KABUPATEN TANGERANG – Polri kini dalam tahap transformasi menuju Presisi, itu merupakan visi Kapolri Jenderal Listyo Sigit Prabowo. Presisi adalah akronim dari kata Prediktif, Responsibilitas Transparansi dan Berkeadilan.
Ternyata momentum tanggal 1 Juli 2022 ini menjadi hari istimewa bagi Kepolisian Negara Republik Indonesia (Polri). Setiap tahunnya, pada tanggal ini, menjadi titik peringatan hari kepolisian yang familiar dengan sebutan hari Bhayangkara.
Banyak yang mengira hari Bhayangkara merupakan peringatan ulang tahun atau terbentuknya Polri. Akan tetapi, bukan itu makna di balik hari Bhayangkara.

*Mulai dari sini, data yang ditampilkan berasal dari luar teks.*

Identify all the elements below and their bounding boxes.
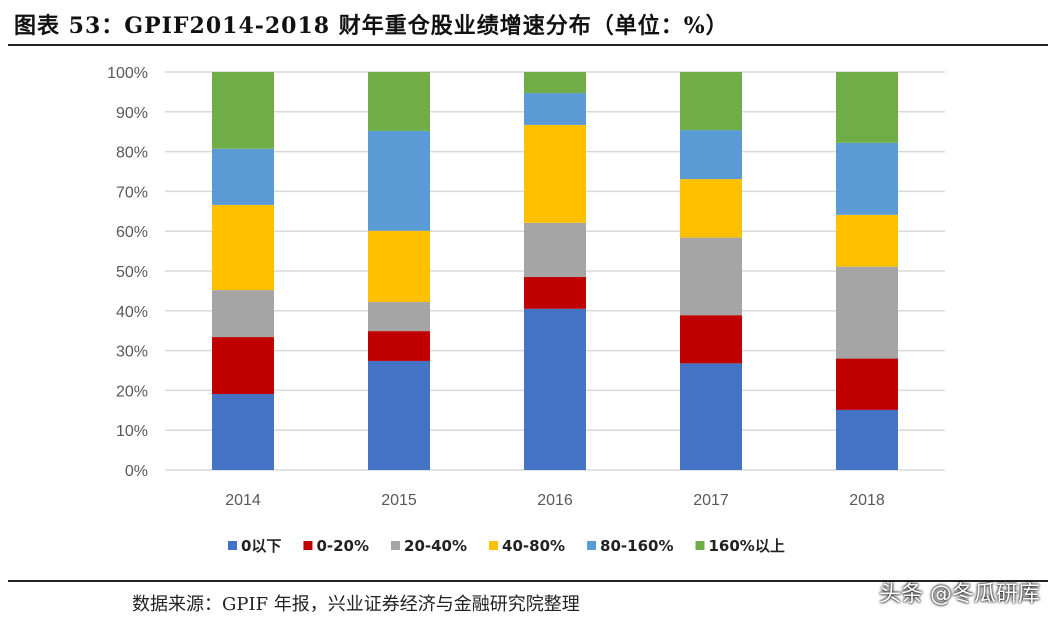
bar-segment [368, 360, 430, 470]
chart-title: 图表 53：GPIF2014-2018 财年重仓股业绩增速分布（单位：%） [14, 13, 729, 39]
y-tick-label: 30% [116, 344, 148, 361]
bar-segment [680, 72, 742, 131]
x-tick-label: 2017 [693, 492, 729, 509]
legend-swatch [587, 541, 597, 550]
legend-swatch [303, 541, 313, 550]
bar-segment [212, 290, 274, 338]
y-tick-label: 0% [125, 463, 148, 480]
bar-segment [368, 230, 430, 303]
bar-segment [368, 72, 430, 131]
bar-segment [836, 142, 898, 215]
bar-segment [212, 393, 274, 470]
y-tick-label: 70% [116, 184, 148, 201]
y-tick-label: 50% [116, 264, 148, 281]
bar-segment [680, 130, 742, 180]
legend-label: 0以下 [241, 537, 281, 555]
legend-label: 160%以上 [709, 537, 785, 555]
title-divider [8, 44, 1048, 46]
bar-segment [368, 302, 430, 332]
bar-segment [836, 266, 898, 359]
bar-segment [524, 308, 586, 470]
legend-swatch [489, 541, 499, 550]
bar-segment [680, 315, 742, 364]
bar-segment [836, 409, 898, 470]
legend-label: 0-20% [316, 537, 369, 555]
watermark: 头条 @冬瓜研库 [879, 582, 1040, 607]
y-tick-label: 10% [116, 423, 148, 440]
bar-segment [524, 276, 586, 309]
bar-segment [212, 337, 274, 394]
bar-segment [836, 214, 898, 267]
footer-divider [8, 580, 1048, 582]
legend-swatch [228, 541, 237, 550]
y-tick-label: 60% [116, 224, 148, 241]
x-tick-label: 2014 [225, 492, 261, 509]
legend-label: 40-80% [502, 537, 565, 555]
bar-segment [368, 331, 430, 361]
bar-segment [212, 72, 274, 149]
bar-segment [680, 237, 742, 316]
x-tick-label: 2015 [381, 492, 417, 509]
y-tick-label: 100% [107, 65, 148, 82]
x-tick-label: 2018 [849, 492, 885, 509]
legend-label: 20-40% [404, 537, 467, 555]
bar-segment [212, 148, 274, 205]
y-tick-label: 90% [116, 105, 148, 122]
bar-segment [680, 179, 742, 238]
legend-label: 80-160% [600, 537, 673, 555]
bar-segment [368, 130, 430, 231]
bar-segment [524, 93, 586, 125]
bar-segment [836, 72, 898, 143]
bar-segment [524, 72, 586, 94]
y-tick-label: 40% [116, 304, 148, 321]
x-tick-label: 2016 [537, 492, 573, 509]
stacked-bar-chart: 0% 10% 20% 30% 40% 50% 60% 70% 80% 90% 100% 2014 201… [107, 65, 945, 555]
legend-swatch [391, 541, 401, 550]
y-tick-label: 20% [116, 383, 148, 400]
bar-segment [524, 124, 586, 223]
bar-segment [836, 358, 898, 410]
legend-swatch [695, 541, 705, 550]
bar-segment [524, 222, 586, 277]
y-tick-label: 80% [116, 145, 148, 162]
bar-segment [680, 363, 742, 470]
source-note: 数据来源：GPIF 年报，兴业证券经济与金融研究院整理 [132, 594, 580, 615]
bar-segment [212, 204, 274, 291]
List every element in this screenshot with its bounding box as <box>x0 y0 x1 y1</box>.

Hari Bhayangkara merupakan hari Kepolisian Nasional yang diambil dari momentum turunnya Peraturan Presiden Soekarno, Nomor: 11 Tahun 1946 tepat pada tanggal 1 Juli.

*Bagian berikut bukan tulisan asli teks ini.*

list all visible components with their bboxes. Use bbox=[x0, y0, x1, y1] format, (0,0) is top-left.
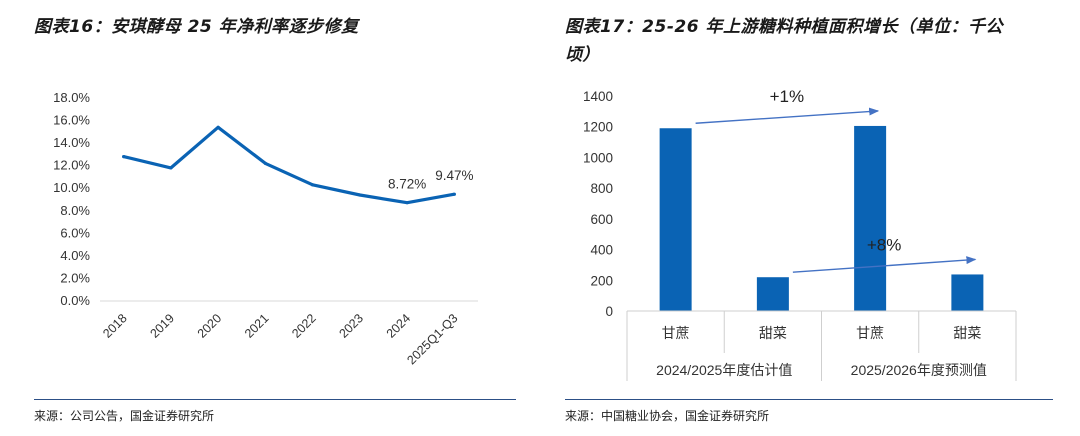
sugar-area-bar-chart: 0 200 400 600 800 1000 1200 1400 甘蔗 甜菜 甘蔗 甜菜 2024/20… bbox=[583, 87, 1017, 381]
right-chart-title: 图表17：25-26 年上游糖料种植面积增长（单位：千公 bbox=[565, 17, 1003, 37]
left-divider bbox=[34, 399, 516, 400]
bar bbox=[659, 128, 692, 311]
x-tick-label: 2018 bbox=[100, 311, 130, 341]
net-margin-line-chart: 0.0% 2.0% 4.0% 6.0% 8.0% 10.0% 12.0% 14.0% 16.0%… bbox=[53, 90, 478, 367]
bar bbox=[756, 277, 789, 311]
y-tick-label: 200 bbox=[590, 273, 613, 288]
data-point bbox=[358, 193, 362, 197]
y-tick-label: 0 bbox=[605, 304, 613, 319]
y-tick-label: 6.0% bbox=[60, 225, 90, 240]
annotation-label: +8% bbox=[867, 235, 902, 254]
right-chart-title-cont: 顷） bbox=[565, 45, 600, 65]
group-label: 2025/2026年度预测值 bbox=[851, 362, 987, 378]
annotation-arrow bbox=[695, 107, 880, 124]
y-tick-label: 16.0% bbox=[53, 113, 90, 128]
x-tick-label: 甜菜 bbox=[759, 325, 787, 341]
y-tick-label: 12.0% bbox=[53, 158, 90, 173]
data-label: 9.47% bbox=[435, 168, 473, 183]
y-tick-label: 0.0% bbox=[60, 293, 90, 308]
x-tick-label: 2021 bbox=[242, 311, 272, 341]
x-tick-label: 2025Q1-Q3 bbox=[404, 311, 460, 367]
data-point bbox=[405, 201, 409, 205]
left-chart-title: 图表16：安琪酵母 25 年净利率逐步修复 bbox=[34, 17, 359, 37]
x-tick-label: 2022 bbox=[289, 311, 319, 341]
y-tick-label: 800 bbox=[590, 181, 613, 196]
y-tick-label: 2.0% bbox=[60, 270, 90, 285]
annotation-label: +1% bbox=[770, 87, 805, 106]
data-label: 8.72% bbox=[388, 177, 426, 192]
net-margin-line bbox=[123, 125, 455, 205]
bar bbox=[951, 274, 984, 311]
right-divider bbox=[565, 399, 1053, 400]
group-label: 2024/2025年度估计值 bbox=[656, 362, 792, 378]
data-point bbox=[216, 125, 220, 129]
x-tick-label: 甜菜 bbox=[953, 325, 981, 341]
x-tick-label: 2024 bbox=[384, 311, 414, 341]
y-tick-label: 600 bbox=[590, 212, 613, 227]
y-tick-label: 1400 bbox=[583, 89, 613, 104]
x-tick-label: 2023 bbox=[336, 311, 366, 341]
y-tick-label: 14.0% bbox=[53, 135, 90, 150]
annotation-arrow bbox=[792, 256, 977, 273]
x-tick-label: 2019 bbox=[147, 311, 177, 341]
data-point bbox=[311, 183, 315, 187]
y-tick-label: 400 bbox=[590, 243, 613, 258]
data-point bbox=[122, 155, 126, 159]
y-tick-label: 4.0% bbox=[60, 248, 90, 263]
data-point bbox=[263, 161, 267, 166]
left-source: 来源：公司公告，国金证券研究所 bbox=[34, 409, 215, 423]
y-tick-label: 1000 bbox=[583, 150, 613, 165]
data-point bbox=[169, 166, 173, 170]
data-point bbox=[452, 192, 456, 196]
x-tick-label: 甘蔗 bbox=[856, 325, 884, 341]
y-tick-label: 10.0% bbox=[53, 180, 90, 195]
x-tick-label: 2020 bbox=[195, 311, 225, 341]
y-tick-label: 18.0% bbox=[53, 90, 90, 105]
y-tick-label: 8.0% bbox=[60, 203, 90, 218]
x-tick-label: 甘蔗 bbox=[662, 325, 690, 341]
bar bbox=[854, 125, 887, 311]
right-source: 来源：中国糖业协会，国金证券研究所 bbox=[565, 409, 770, 423]
y-tick-label: 1200 bbox=[583, 120, 613, 135]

Peraturan itu menyatukan kepolisian yang semula terpisah sebagai kepolisian daerah, menjadi satu kesatuan nasional dan bertanggung jawab secara langsung pada pimpinan tertinggi Negara, Presiden.
Di hari Bhayangkara ini, kita mengulang kata “Terima Kasih” untuk kali kesekian kepada semua warga dan stakeholder. Lebih dari kata terima kasih, kita pun terus memohon kesediaan semua pihak untuk terus ikut serta menjaga keamanan dan ketertiban masyarakat.

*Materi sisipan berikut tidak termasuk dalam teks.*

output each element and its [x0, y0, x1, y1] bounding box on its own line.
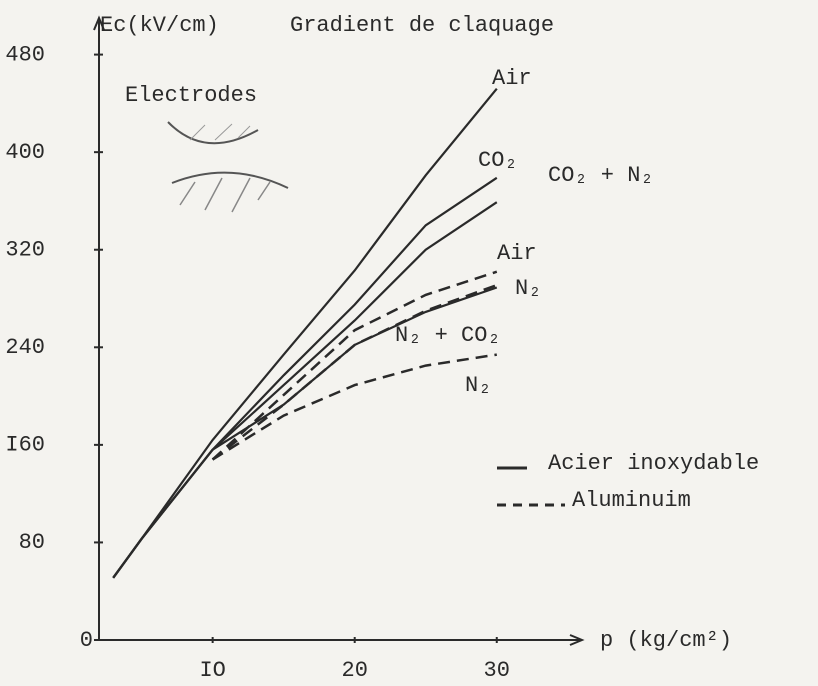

Situasi aman merupakan modal besar dalam mewujudkan kemakmuran. Secara geografis Indonesia merupakan wilayah yang subur. Memiliki dataran yang sebagian besar sangat bagus. Juga sungai, gunung, dan laut yang berpotensi untuk diolah bagi kepentingan masyarakatnya. Jika situasi berlangsung aman dan tertib, warganya dapat melepaskan energi untuk bekerja optimal dan pada akhirnya membuahkan kemakmuran. Inilah akhir berkah yang kita harapkan.
Di hari-hari ke depan, seiring dengan interaksi global, pastilah selalu terdapat permasalahan. Tantangan dan peluang akan hadir secara berseiring. Tugas kita bersama untuk menjawabnya. Untuk bisa melawan tantangan dan sekaligus memanfaatkan peluang.
Dengan semangat Bhayangkara diharapkan kepolisian terus bertekad menjaga agar masyarakat mampu menjawab tantangan zaman.